With just 6 weeks to go to UKSTAR, the excitement is rising here in UKSTAR HQ! Have you seen our brand new convince your boss kit and video?
We are delighted to have Peter Varhol presenting at UKSTAR this year. Peter has been involved with the testing community for over 20 years, as a developer, tester, product manager and technical evangelist for commercial testing tools, and technology journalist. Today, he operates his own company, Technology Strategy Research, which provides consulting services in testing and technical marketing to technology companies. With graduate degrees in computer science, mathematics, and psychology, Peter speaks on topics ranging from artificial intelligence to team communications.
His UKSTAR presentation, What Aircrews Can Teach Testing Teams, stems from his lifelong interest in aviation, and the enviable safety and reliability record that commercial aviation possesses. He believes that aviation practices are highly relevant to testing, agile, and DevOps teams.
What inspired you to develop this topic as a talk
I earned my private pilot’s license at an early age. The one thing that frustrated me about flying when I was young was that it wasn’t very exciting. You had to be careful and deliberate about all aspects of flying. Later in life, I realized that flying was supposed to be boring; if it was exciting, that meant you were in trouble.
More recently, I realized that many of the techniques in aviation, such as Crew Resource Management, checklists, and practice can have a huge role in testing, especially in an era of agile and DevOps. The sustained success that commercial aviation has is the result of teamwork, clear communication, attention to detail, and extensive practice. The techniques used by aviation to improve teamwork and reliability are applicable to many fields, including software testing. Come to my presentation and see for yourself.
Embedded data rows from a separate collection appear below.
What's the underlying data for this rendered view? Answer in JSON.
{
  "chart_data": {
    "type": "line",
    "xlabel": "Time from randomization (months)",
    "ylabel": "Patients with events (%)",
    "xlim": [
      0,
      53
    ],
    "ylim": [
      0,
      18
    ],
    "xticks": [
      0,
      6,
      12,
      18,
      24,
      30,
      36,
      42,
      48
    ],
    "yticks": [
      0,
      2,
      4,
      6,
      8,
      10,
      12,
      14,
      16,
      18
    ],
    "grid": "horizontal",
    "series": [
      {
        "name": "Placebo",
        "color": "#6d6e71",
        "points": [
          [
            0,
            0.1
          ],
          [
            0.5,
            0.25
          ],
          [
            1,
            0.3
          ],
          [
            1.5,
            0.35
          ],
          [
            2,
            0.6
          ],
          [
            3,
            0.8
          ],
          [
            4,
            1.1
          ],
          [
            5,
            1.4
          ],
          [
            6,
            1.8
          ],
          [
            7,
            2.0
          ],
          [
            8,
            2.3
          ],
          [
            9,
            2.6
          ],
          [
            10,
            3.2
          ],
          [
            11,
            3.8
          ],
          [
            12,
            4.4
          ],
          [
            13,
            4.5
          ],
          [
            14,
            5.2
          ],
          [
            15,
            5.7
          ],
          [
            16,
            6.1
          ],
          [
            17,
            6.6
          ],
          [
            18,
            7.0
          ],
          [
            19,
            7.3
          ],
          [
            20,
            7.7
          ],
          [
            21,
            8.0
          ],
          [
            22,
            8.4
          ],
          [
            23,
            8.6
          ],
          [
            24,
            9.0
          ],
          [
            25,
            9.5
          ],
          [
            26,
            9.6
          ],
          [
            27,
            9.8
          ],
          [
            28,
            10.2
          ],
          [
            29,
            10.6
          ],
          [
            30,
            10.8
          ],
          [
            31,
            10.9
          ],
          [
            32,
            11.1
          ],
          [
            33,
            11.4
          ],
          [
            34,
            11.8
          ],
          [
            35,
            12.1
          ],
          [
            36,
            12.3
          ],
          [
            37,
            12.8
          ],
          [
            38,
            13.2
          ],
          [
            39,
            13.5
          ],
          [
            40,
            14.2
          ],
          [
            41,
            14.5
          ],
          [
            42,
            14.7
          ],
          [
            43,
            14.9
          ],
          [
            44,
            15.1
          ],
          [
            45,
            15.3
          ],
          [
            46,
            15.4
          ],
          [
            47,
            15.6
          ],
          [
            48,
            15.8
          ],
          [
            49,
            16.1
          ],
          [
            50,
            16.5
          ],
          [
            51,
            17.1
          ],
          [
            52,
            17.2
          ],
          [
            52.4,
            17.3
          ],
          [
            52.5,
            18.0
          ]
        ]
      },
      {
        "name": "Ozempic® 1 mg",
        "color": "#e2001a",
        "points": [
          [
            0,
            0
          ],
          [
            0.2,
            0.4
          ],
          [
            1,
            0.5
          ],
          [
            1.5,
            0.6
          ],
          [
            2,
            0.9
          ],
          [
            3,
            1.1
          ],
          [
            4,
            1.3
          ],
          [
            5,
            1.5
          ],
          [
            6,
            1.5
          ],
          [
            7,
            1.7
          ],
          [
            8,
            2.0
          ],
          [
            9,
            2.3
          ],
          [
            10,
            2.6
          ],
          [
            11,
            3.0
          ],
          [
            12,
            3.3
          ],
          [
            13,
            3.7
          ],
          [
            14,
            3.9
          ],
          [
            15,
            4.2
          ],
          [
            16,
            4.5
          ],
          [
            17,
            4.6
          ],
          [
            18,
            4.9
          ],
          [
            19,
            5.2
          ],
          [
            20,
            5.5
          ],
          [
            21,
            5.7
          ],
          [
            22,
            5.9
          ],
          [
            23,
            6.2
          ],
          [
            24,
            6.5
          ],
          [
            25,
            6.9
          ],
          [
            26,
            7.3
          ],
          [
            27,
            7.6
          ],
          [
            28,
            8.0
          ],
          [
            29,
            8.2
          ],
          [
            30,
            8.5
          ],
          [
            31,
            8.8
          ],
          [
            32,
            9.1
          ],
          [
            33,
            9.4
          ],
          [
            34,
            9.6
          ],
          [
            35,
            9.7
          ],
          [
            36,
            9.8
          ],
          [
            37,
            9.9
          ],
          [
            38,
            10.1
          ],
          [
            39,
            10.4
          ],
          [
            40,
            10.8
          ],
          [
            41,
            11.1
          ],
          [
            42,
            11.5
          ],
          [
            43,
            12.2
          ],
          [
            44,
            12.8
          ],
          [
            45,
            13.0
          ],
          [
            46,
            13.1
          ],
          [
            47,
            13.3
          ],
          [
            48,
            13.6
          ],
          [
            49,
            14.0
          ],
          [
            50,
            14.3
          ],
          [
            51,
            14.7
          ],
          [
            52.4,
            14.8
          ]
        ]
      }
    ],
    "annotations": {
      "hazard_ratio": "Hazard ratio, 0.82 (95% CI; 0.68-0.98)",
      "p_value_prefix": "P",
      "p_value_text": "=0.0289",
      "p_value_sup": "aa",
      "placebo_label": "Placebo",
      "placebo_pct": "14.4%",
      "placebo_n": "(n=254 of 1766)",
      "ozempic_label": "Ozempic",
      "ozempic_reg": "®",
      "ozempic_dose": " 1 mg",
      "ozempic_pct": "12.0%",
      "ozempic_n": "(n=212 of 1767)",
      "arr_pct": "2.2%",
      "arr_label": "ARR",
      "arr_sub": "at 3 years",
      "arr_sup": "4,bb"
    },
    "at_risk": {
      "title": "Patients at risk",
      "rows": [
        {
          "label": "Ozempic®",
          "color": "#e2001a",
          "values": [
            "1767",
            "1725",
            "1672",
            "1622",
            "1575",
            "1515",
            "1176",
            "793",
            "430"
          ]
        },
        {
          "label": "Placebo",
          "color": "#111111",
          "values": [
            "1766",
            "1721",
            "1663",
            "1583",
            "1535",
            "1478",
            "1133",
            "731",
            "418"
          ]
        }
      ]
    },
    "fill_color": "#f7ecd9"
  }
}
One tip for anyone starting out in software testing
Be curious. It doesn’t matter what you studied in college, or what your job might have been in the past. If you want to learn new things, understand new software trends, develop and enhance your analytical skills, and discover new ways of testing, being curious and asking questions is essential. None of us has the right answers, but if we are curious and work as a team, we can we can succeed in our goals.
If you were on a deserted island and could only bring one item with you, which would it be and why?
My running shoes. Being physically sharp helps you stay mentally sharp. I became a distance runner later in life, and discovered that it gave me more energy during my work day. Keep your body as well as your mind in shape.
What is the future of software testing?
Software testing is in the midst of dramatic change. Thanks to methodologies such as agile and DevOps, testing has become more all-encompassing. Testers have to “shift left”, as getting involved earlier in the development process is termed. But they also have to “shift right”, continuing to test even as the application is in production. Because you can never replicate the cloud deployment environment in a test bed, it’s essential to continue testing after deployment.
These new methodologies also open up the beginnings of what might be termed the Golden Age of the Domain Expert. Over the last decade, the domain expert tester has largely been pushed to the side lines by the growing need for automation skills. But we’ve lost sight of the end user. Testers need a keen understand the application problem domain and use that understanding to make recommendations on application design, fitness for purpose, and defect identification. Just as many testers used to come out of the business, we’ll see that happening again.
Some long-time testers may have difficulty adapting to changes to the practice of testing. I say keep an open mind. Every field undergoes big changes during a career. If we love the challenge of testing, I think we can love the uncertainty that is in testing’s future.